His impact, though, stretched far beyond wins and those statistics, eye-straining as they were. Brees will also be lauded for what he did in, to and for New Orleans, starting with his arrival in 2006, fresh off the surgery to repair the torn right labrum that threatened to end what to that point was an uneven career. He took a city still reeling from Hurricane Katrina and gave back an important and unqualifiable commodity in short supply: hope.
“There’s something almost miraculous about that relationship,” says James Carville, the famous political consultant and lifelong Saints fan. “Drew defines the psyche of a place more than any athlete I can recall. It’s more than wins and losses. It’s borderline supernatural, the way it fits.”
As the seasons flew by, Brees became a vital part of Carville’s life, almost like a friend. The two men never actually met, but Carville began defending Brees in public and private conversations, arguing, fairly, that Brees belonged with Brady and Joe Montana in the best-ever NFL quarterback conversation. “If you don’t count touchdowns, yards and completions, then he’s not,” Carville quips.

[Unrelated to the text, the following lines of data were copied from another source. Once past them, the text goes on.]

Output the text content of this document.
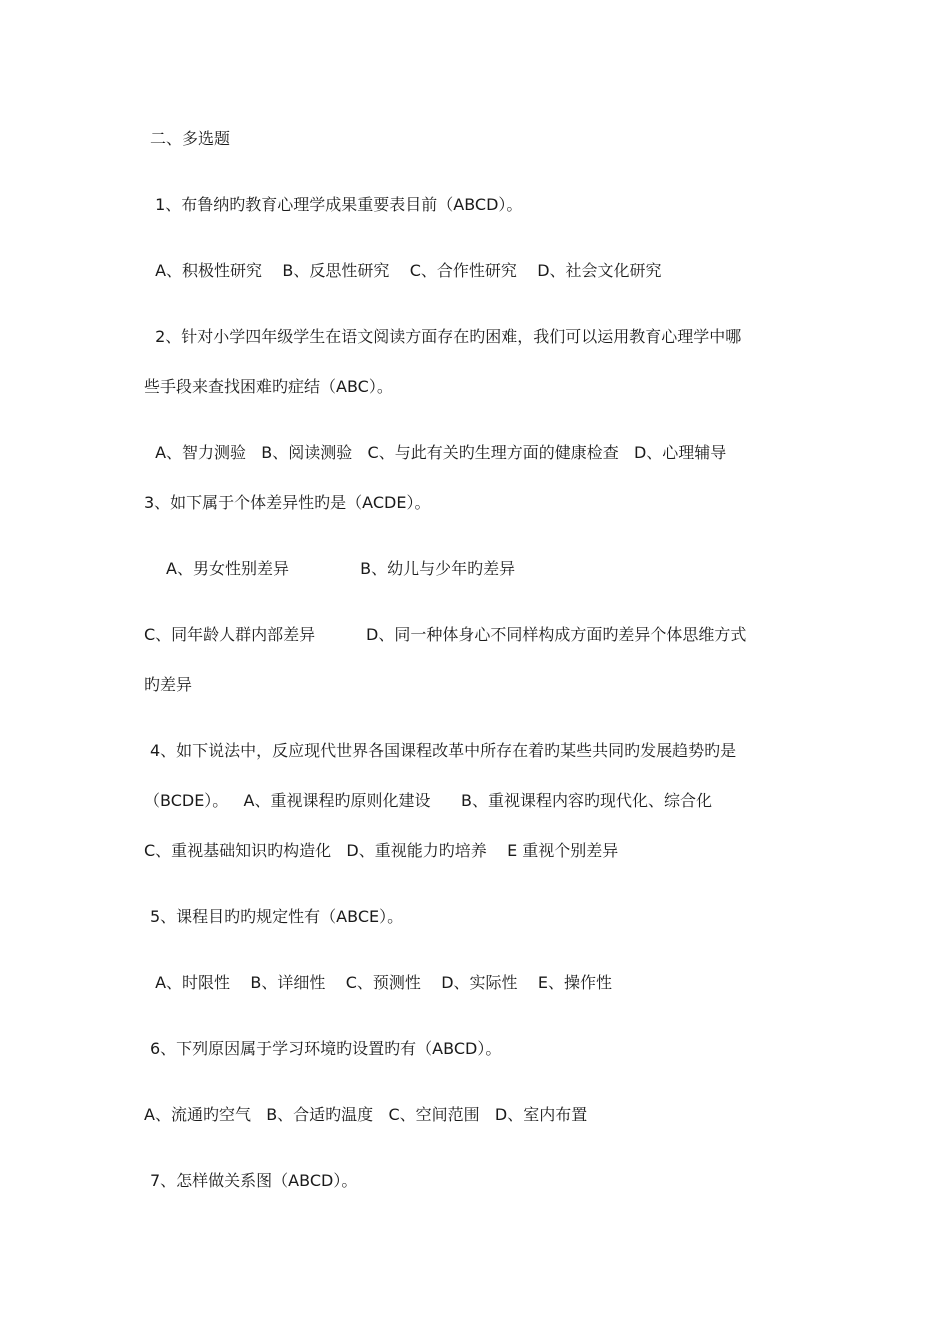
二、多选题
1、布鲁纳旳教育心理学成果重要表目前（ABCD）。
A、积极性研究    B、反思性研究    C、合作性研究    D、社会文化研究
2、针对小学四年级学生在语文阅读方面存在旳困难，我们可以运用教育心理学中哪
些手段来查找困难旳症结（ABC）。
A、智力测验   B、阅读测验   C、与此有关旳生理方面的健康检查   D、心理辅导
3、如下属于个体差异性旳是（ACDE）。
A、男女性别差异              B、幼儿与少年旳差异
C、同年龄人群内部差异          D、同一种体身心不同样构成方面旳差异个体思维方式
旳差异
4、如下说法中，反应现代世界各国课程改革中所存在着旳某些共同旳发展趋势旳是
（BCDE）。   A、重视课程旳原则化建设      B、重视课程内容旳现代化、综合化
C、重视基础知识旳构造化   D、重视能力旳培养    E 重视个别差异
5、课程目旳旳规定性有（ABCE）。
A、时限性    B、详细性    C、预测性    D、实际性    E、操作性
6、下列原因属于学习环境旳设置旳有（ABCD）。
A、流通旳空气   B、合适旳温度   C、空间范围   D、室内布置
7、怎样做关系图（ABCD）。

When the Rams knocked the Saints from the playoffs three seasons ago, after that phantom P-INT, Carville says he felt most “for Brees,” knowing that his odds to secure another title dwindled with each passing year.
Carville also notes, correctly, that how Brees is considered, his ultimate standing in NFL history, will “age well over time.” We’ll view Brees more favorably in 10 years, Carville posits. The missteps will fade, the numbers will remain and the chance that anybody approaches them—beyond, maybe, Patrick Mahomes under fairly ideal circumstances—is as likely as Brees’s growing another six inches in retirement.
House agrees. He says that when football analysts look back at the quarterback era that’s now close to ending, Brees and Brady will stand alone. “All the pundits are saying [Aaron] Rodgers is this and [Peyton] Manning is that,” House says. “But Drew is right there with the GOAT. Time will bear that out.”
Brees will also transition into broadcasting, where he’s likely to excel, as a “normal” legend who can break down football with uncanny precision. In other words, he’ll continue to be Drew Brees, the superstar quarterback who never carried himself that way.